The rear-engine Fronte turned Suzuki into a power player in the Kei car market at home, aided by the Carry Kei truck and, by 1969, the Jimny (the design of which was purchased from the Hope Motor Company), but in the mid-1970s the 360-cc Kei formula had been pushed to its limit, as had the original LC10 two-stroke, which at one point made up to 37 hp.
Giugiaro’s “LC10W” coupe proved quite popular in the early 1970s, but production ended with the 360-cc era in 1976. It would no longer meet the regs for the upcoming 550-cc era and its tiny powerplant was likely to leave it outclassed. Still, Giugiaro’s styling made it one of the most characterful Keis, and Suzuki didn’t want to give up on it. About a year later an enlarged and more practical second-generation model debuted, now with a new name: the Suzuki Cervo SS20.
Cervo and SC100
Two-stroke power continued, with Suzuk’s little 539-cc T5A, and the Cervo soon proved as popular in Japan as the Fronte Coupe had been. But two-strokes were generally unloved in other countries and the Kei formula’s regulations made such cars almost unsalable elsewhere. With an eye on expansion, Suzuki decided to build an export Cervo, one not limited to the 550-cc rules.
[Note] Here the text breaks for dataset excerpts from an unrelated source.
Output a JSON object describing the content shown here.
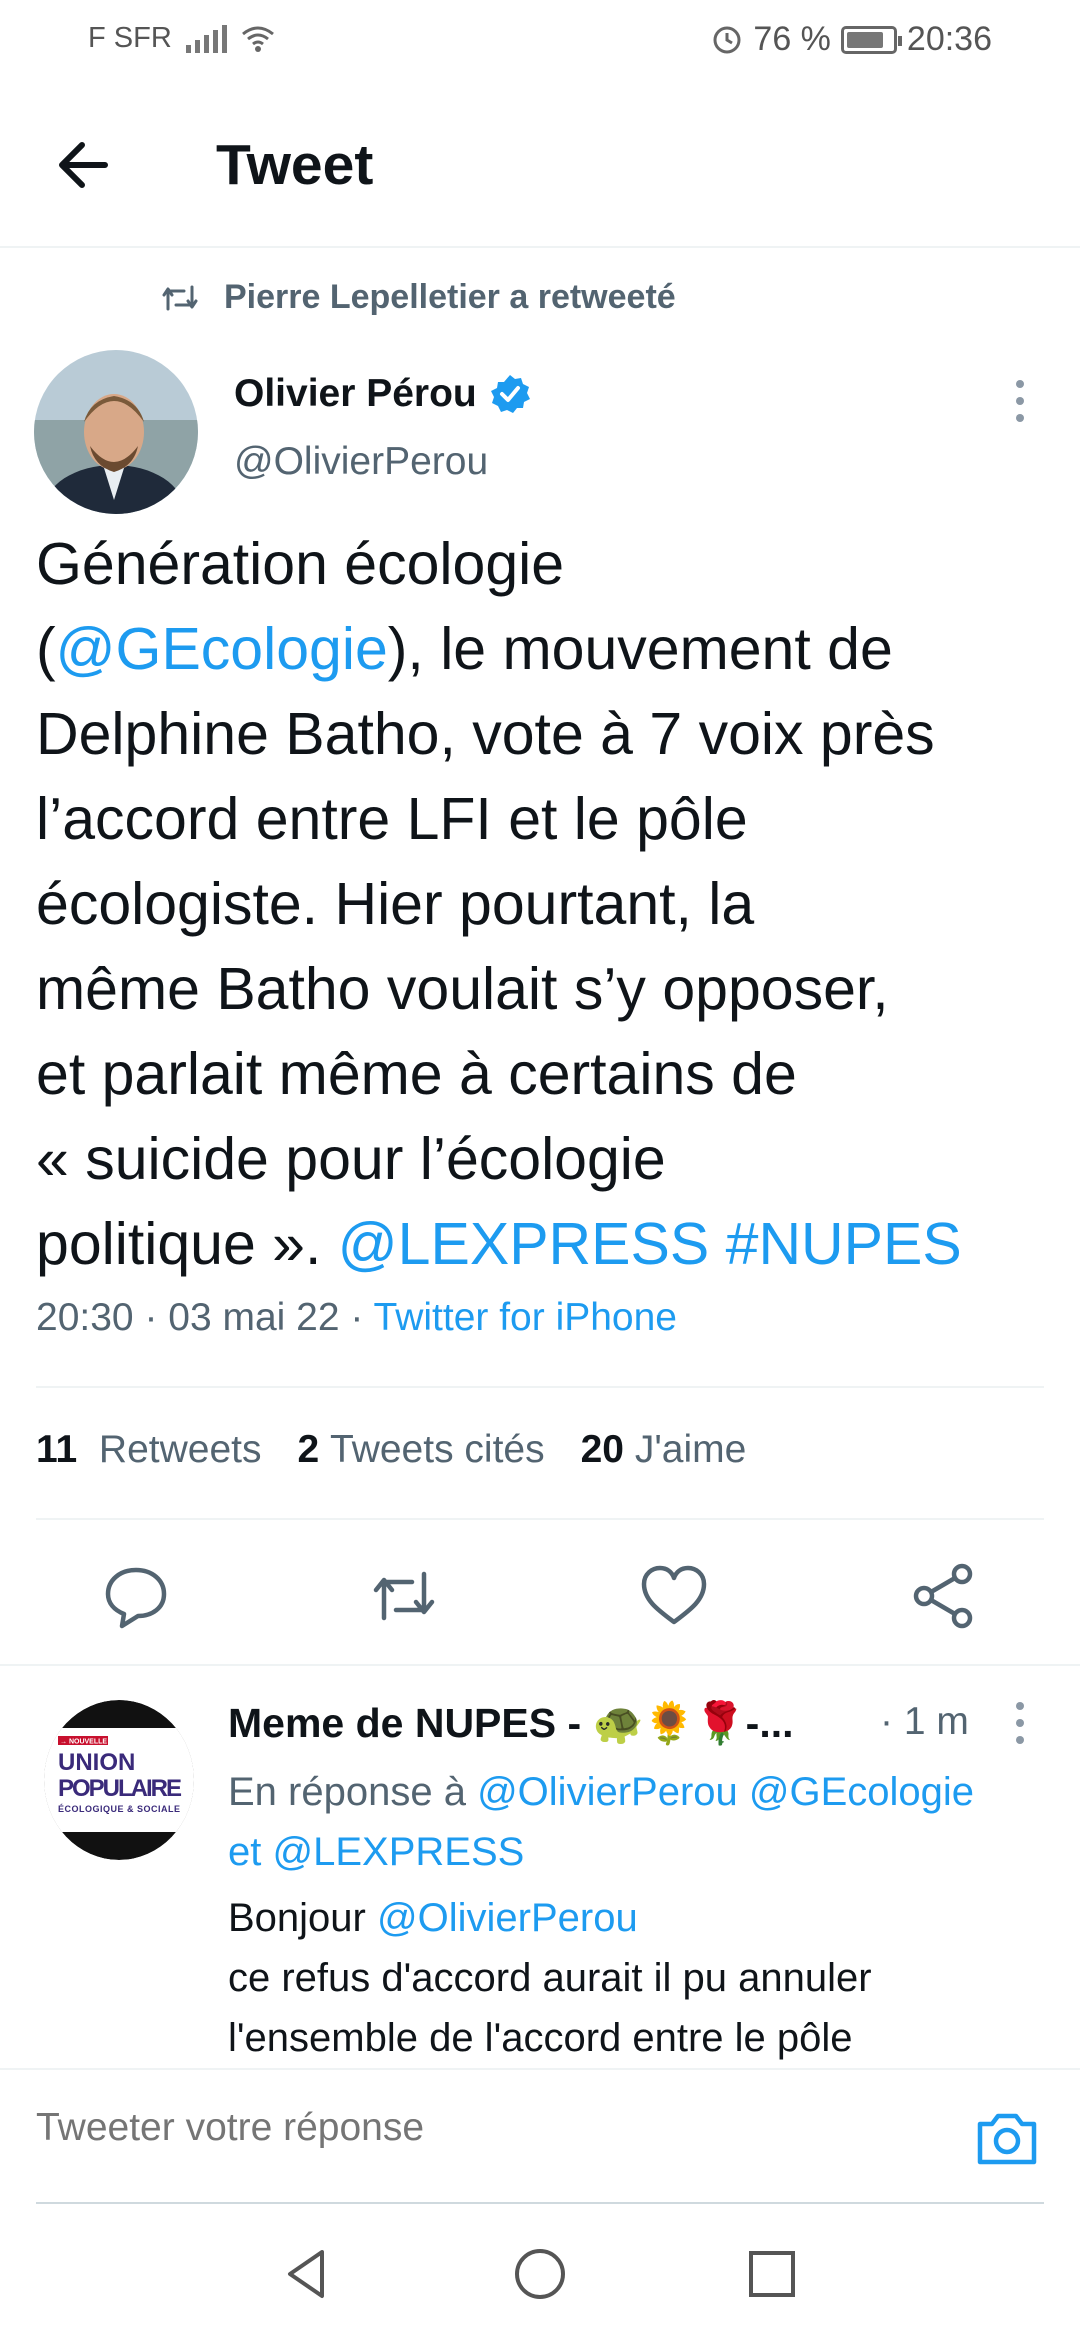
{
  "status_bar": {
    "carrier": "F SFR",
    "battery_percent": "76 %",
    "time": "20:36",
    "battery_level": 0.76
  },
  "header": {
    "title": "Tweet"
  },
  "retweet_line": "Pierre Lepelletier a retweeté",
  "tweet": {
    "author_name": "Olivier Pérou",
    "author_handle": "@OlivierPerou",
    "text_parts": {
      "p1": "Génération écologie",
      "p2": "(",
      "mention_ge": "@GEcologie",
      "p3": "), le mouvement de",
      "p4": "Delphine Batho, vote à 7 voix près",
      "p5": "l’accord entre LFI et le pôle",
      "p6": "écologiste. Hier pourtant, la",
      "p7": "même Batho voulait s’y opposer,",
      "p8": "et parlait même à certains de",
      "p9": "« suicide pour l’écologie",
      "p10": "politique ». ",
      "mention_lexpress": "@LEXPRESS",
      "hashtag": "#NUPES"
    },
    "time": "20:30",
    "date": "03 mai 22",
    "source": "Twitter for iPhone"
  },
  "stats": {
    "retweets_count": "11",
    "retweets_label": "Retweets",
    "quotes_count": "2",
    "quotes_label": "Tweets cités",
    "likes_count": "20",
    "likes_label": "J'aime"
  },
  "reply": {
    "author_display": "Meme de NUPES - 🐢🌻🌹-...",
    "time": "· 1 m",
    "reply_to_prefix": "En réponse à",
    "reply_to_m1": "@OlivierPerou",
    "reply_to_m2": "@GEcologie",
    "reply_to_et": "et",
    "reply_to_m3": "@LEXPRESS",
    "greeting": "Bonjour",
    "greeting_mention": "@OlivierPerou",
    "line2": "ce refus d'accord aurait il pu annuler",
    "line3": "l'ensemble de l'accord entre le pôle",
    "avatar_text": {
      "badge": "→ NOUVELLE",
      "line1": "UNION",
      "line2": "POPULAIRE",
      "line3": "ÉCOLOGIQUE & SOCIALE"
    }
  },
  "compose": {
    "placeholder": "Tweeter votre réponse"
  },
  "colors": {
    "link": "#1d9bf0",
    "muted": "#536471",
    "text": "#0f1419",
    "verified": "#1d9bf0"
  }
}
Into the chassis was dropped the 970-cc F10A ohc four already fitted to export versions of the Jimny, and a star was born: the SC100. With 46 hp but with just 1,300 lbs to haul around and Porsche-in-miniature handling, the SC100 was fun in the same ways Suzuki’s bikes were. Despite the engine in the back and having just four speeds, the shifter was precise and so were all of the controls.
Yeah, it was very small (too small to be a proper four-seat car despite its back seat), and it could only do about 85-90 mph flat out (if you were lucky), but for European roads that was enough. And you had a pretty good time on anything that wasn’t a superhighway.
Introduced in Amsterdam in 1979, it quickly proved popular in Europe and especially the U.K., where Setright’s endorsement really mattered. In four years, nearly 4,700 SC100s were sold in the U.K., a pretty good number for a novelty sports coupe from a largely unfamiliar brand. The SC100 was in part aimed at South America, which had proven a good early market for the company, and tax rules in Chile led to the creation of another derivative, the 797-cc, F8A-powered SC80, which is a very rare bird now.
Suzuki’s Return to Front-Wheel Drive
By this time though, Suzuki had decided to return to front-wheel drive. Rear-engine cars just aren’t very space efficient and in the Kei race, every inch counted. After mining all it could from the rear-engine design introduced in 1967, the next generation of Suzuki’s small cars would be transverse-engine, front-drive, four-stroke machines, starting with the SS30-series Fronte in early 1979. The Fronte also got a sibling, the Alto, that year which would eventually supplant it.
Despite going front-drive in 1982, the Cervo coupes continued for a long time afterward, though none had the export success of the SC100 and Suzuki never really followed up the product directly. A decade later, Suzuki’s Cappuccino would also prove a U.K. and Setright favorite, and today it gets much more attention than the SC100.
In a way, it’s not surprising that the SC100 hasn’t really been part of the huge influx of JDM imports to the U.S. in the past decade. You could buy one in Japan, and the car was popular there, but it did better and was generally more famous in the U.K. and Europe. It’s also a little older than the Radwood-era cars that are popular with JDM importers, of which the Cappuccino is a prime example.
The SC100 deserves more recognition though, as it helped put Suzuki cars on the map internationally. We spied the blue car at the top of our story at the shop of our friend Jim Simpson way back in 2015.